Seeing the Straus family name affixed on dairy products came as a surprise to Mr. Straus. "I don’t think he expected to have a company with a product line," his son ventured.

Spiritual and savvy

A man deeply committed to his spiritual roots, Mr. Straus joined his wife in creating a Jewish home filled with the aroma of freshly baked challah, and the sounds of ancient chanted prayers.

"Occasionally a Shabbat dinner would be interrupted by the cows breaking loose onto Highway 1," his children said.

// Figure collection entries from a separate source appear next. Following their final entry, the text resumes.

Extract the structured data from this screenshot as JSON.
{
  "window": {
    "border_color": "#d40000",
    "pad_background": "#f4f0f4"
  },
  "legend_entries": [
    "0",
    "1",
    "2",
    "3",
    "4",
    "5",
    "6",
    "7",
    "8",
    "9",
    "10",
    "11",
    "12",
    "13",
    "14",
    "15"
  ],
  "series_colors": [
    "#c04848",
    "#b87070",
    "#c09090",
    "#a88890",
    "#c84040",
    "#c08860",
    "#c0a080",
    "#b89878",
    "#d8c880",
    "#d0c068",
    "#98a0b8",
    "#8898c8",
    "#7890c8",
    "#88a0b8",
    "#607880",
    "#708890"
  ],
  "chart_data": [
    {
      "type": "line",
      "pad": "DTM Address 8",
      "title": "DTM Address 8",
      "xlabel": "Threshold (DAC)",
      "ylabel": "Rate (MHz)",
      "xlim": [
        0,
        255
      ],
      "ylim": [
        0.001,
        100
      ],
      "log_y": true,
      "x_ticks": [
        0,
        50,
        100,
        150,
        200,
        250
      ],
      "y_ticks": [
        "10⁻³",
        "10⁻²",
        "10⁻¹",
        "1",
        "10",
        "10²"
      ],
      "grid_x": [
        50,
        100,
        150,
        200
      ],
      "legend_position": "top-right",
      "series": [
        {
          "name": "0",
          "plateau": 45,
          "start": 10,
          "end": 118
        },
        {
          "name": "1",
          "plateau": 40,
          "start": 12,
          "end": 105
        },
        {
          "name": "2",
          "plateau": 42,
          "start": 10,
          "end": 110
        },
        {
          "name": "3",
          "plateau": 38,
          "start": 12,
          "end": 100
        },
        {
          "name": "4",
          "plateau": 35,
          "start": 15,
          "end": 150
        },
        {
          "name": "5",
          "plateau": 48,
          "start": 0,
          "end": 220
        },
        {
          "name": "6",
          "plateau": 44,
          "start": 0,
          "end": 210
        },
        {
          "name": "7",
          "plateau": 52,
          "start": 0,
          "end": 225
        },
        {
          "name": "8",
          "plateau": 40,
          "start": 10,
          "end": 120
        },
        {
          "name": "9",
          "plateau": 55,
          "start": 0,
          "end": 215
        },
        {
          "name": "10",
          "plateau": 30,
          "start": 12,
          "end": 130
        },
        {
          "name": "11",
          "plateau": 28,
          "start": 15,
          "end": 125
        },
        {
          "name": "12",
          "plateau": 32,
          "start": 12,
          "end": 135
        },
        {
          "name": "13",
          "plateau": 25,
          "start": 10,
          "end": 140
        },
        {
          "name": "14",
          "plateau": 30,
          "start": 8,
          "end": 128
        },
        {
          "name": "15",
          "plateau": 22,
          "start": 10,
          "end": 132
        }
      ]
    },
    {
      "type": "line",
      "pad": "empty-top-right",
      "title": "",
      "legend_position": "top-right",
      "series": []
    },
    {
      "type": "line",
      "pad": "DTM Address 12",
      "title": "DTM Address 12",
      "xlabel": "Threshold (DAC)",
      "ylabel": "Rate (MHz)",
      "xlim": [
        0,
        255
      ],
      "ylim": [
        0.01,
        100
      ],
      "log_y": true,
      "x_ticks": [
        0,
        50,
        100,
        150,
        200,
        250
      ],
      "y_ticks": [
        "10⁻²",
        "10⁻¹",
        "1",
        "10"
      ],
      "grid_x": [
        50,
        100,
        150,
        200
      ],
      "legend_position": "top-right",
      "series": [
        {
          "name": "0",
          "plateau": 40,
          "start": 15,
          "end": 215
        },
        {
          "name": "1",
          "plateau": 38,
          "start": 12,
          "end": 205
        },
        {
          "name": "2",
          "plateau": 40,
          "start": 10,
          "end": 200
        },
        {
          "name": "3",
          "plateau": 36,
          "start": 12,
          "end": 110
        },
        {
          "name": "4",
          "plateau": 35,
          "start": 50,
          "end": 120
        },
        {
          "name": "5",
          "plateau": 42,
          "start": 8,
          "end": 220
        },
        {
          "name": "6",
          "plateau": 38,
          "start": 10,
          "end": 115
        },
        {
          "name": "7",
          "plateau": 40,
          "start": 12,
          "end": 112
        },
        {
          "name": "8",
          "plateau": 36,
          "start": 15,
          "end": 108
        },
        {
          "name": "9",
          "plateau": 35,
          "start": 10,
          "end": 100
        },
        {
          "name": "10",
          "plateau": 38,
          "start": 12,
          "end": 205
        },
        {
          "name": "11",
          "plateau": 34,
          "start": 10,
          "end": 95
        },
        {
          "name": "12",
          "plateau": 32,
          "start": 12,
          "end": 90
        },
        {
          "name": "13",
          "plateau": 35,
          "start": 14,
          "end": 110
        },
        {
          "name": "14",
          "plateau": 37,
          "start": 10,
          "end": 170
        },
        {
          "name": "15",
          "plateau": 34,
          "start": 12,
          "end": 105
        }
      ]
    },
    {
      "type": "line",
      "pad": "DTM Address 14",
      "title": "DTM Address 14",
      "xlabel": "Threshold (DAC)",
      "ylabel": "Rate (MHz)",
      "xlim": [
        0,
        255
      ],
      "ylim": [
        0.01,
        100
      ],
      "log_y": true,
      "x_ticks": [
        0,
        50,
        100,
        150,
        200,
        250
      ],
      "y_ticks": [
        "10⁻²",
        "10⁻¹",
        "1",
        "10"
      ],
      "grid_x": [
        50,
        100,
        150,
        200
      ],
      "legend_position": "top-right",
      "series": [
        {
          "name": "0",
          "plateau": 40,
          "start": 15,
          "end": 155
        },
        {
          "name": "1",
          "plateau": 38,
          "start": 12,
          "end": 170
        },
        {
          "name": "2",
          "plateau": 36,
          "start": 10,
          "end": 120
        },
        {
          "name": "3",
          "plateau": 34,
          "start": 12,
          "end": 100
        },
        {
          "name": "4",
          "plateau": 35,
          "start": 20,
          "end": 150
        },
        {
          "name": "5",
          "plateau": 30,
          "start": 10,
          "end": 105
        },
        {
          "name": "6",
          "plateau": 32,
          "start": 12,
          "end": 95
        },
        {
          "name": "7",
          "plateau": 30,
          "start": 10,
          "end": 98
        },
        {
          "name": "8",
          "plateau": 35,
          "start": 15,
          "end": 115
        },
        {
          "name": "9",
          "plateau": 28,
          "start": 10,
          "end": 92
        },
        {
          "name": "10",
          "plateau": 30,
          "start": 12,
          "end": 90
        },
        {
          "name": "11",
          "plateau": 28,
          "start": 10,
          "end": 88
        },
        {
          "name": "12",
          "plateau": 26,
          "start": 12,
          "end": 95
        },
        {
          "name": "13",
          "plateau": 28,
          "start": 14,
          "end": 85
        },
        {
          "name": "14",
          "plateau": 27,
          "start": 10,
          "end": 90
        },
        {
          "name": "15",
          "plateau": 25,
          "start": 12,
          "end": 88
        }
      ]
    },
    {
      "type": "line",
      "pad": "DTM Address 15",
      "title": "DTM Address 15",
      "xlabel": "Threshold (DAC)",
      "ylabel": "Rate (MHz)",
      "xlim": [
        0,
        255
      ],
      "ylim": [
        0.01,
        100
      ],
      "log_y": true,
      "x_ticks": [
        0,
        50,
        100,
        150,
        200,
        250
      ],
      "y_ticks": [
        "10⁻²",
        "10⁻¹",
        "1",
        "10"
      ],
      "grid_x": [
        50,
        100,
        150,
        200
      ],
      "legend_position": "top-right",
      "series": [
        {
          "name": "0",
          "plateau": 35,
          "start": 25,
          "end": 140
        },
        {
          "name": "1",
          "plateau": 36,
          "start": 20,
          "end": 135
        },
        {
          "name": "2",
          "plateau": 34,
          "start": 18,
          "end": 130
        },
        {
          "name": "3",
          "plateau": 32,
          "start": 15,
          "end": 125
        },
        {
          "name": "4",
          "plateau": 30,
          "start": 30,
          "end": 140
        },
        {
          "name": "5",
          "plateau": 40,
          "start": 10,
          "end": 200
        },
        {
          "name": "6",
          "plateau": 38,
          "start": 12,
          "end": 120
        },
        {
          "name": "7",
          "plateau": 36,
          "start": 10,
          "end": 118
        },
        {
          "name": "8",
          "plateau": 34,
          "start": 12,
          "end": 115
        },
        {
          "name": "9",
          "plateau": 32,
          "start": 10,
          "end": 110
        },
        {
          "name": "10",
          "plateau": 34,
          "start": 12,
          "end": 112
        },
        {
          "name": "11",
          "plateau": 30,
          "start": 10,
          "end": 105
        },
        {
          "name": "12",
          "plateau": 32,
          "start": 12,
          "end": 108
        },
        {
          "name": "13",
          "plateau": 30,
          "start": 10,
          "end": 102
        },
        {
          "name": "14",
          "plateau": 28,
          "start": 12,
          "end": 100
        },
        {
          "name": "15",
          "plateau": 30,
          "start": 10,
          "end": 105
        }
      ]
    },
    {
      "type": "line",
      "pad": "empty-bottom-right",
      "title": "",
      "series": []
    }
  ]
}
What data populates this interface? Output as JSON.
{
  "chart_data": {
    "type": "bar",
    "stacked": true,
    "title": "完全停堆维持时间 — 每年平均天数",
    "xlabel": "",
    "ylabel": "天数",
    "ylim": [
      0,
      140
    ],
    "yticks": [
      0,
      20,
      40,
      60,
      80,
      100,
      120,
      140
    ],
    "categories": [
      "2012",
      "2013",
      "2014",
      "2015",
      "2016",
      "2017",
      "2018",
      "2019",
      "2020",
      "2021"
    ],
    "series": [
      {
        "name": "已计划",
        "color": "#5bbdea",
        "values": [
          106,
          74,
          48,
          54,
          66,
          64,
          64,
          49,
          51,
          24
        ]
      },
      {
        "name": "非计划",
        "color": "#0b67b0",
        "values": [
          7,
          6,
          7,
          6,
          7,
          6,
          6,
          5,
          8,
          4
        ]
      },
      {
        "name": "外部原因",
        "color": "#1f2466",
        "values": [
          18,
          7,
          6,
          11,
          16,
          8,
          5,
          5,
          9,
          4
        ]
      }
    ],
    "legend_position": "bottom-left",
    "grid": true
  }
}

Visitors to the family home felt nurtured by the couple’s warmth and hospitality, and often experienced a twinge of longing upon leaving, observed Mr. Straus’ cousin, Dr. Dernburg. "They felt they had found a Valhalla."

Throughout his life, Mr. Straus maintained close relationships with family members and friends scattered throughout the world, including childhood pals who remained in the Middle East. "He really did expect to settle in Palestine," his son said.


A thoughtful man whose opinions and advice were well considered, humanitarian, and often tinged with a drop of cynicism, Mr. Straus was also possessed of a mischievous sense of humor. In 1983 after waking from open-heart surgery in which he received a pig’s aortic heart valve, his first words were "oink, oink," his family said.

He is survived by his son and daughter-in-law, Albert Straus and Jeanne Smithfield of Marshall; daughter, Vivien Straus of Los Angeles; daughter and son-in-law, Miriam and Alan Berkowitz of Salt Point, New York; son, Michael Straus of San Francisco; and four grandsons, Reuben Straus; Isaac Straus; Jonah Straus; and Elias Berkowitz.

Private services were held on Wednesday.

The family has suggested that any memorial contributions be made to Marin Agricultural Land Trust (MALT), PO Box 809, Point Reyes Station, CA 94956.